In a charged-particle optical apparatus of the mentioned kind charged particles such as electrons or ions are brought to high kinetic energies, by means of an electro-optical column employing electrostatic high voltages in the range of several kilovolts (kV), and projected onto a target in order to perform certain structuring processes such as CVD processes, electron-based structuring of the target surface and exposure of a resist-layer in order to form a mask for subsequent etching processes. The high voltages used in these apparatuses have to be safely confined so as to avoid electric hazards to the operating personnel as well as surrounding devices. At the same time, it is required to keep the components of the electro-optical column, which includes parts operated at high and low voltages, stably at their respective positions with small tolerances of mutual alignment.
A conventional approach is to keep the entire electro-optical column within one electrostatic housing kept a ground potential (or zero potential, 0 V). For such a setup, it is necessary to provide for high-voltage feedthroughs for the high-voltage supply lines that are used to for high-voltage components, which are bulky and expensive.
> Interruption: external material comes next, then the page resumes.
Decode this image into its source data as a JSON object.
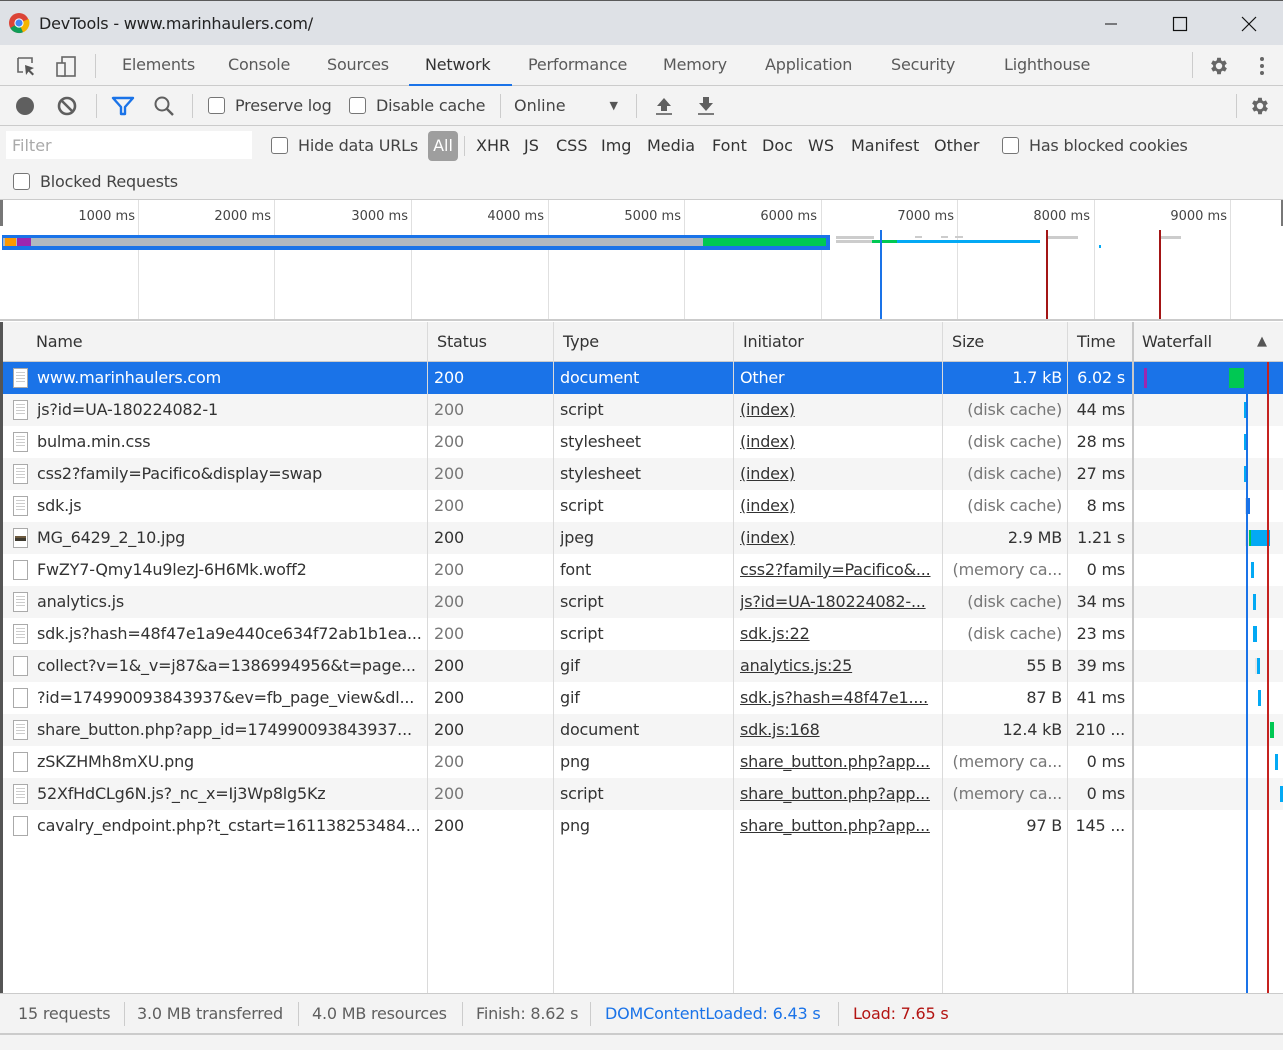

Another approach is to employ a high-voltage housing which encases the high-voltage section of the electro-optical column. Then, the insulation between the high-voltage housing and the rest of the electro-optical column at low voltages has to be realized as a rigid device in order to provide for both electric insulation and rigid mechanical connection. However, conventional insulating devices envisaged a massive insulating ring, which involves high mass and costs, has high risk of breakage and is difficult to adjust with regard to the position of high-voltage and low-voltage sections.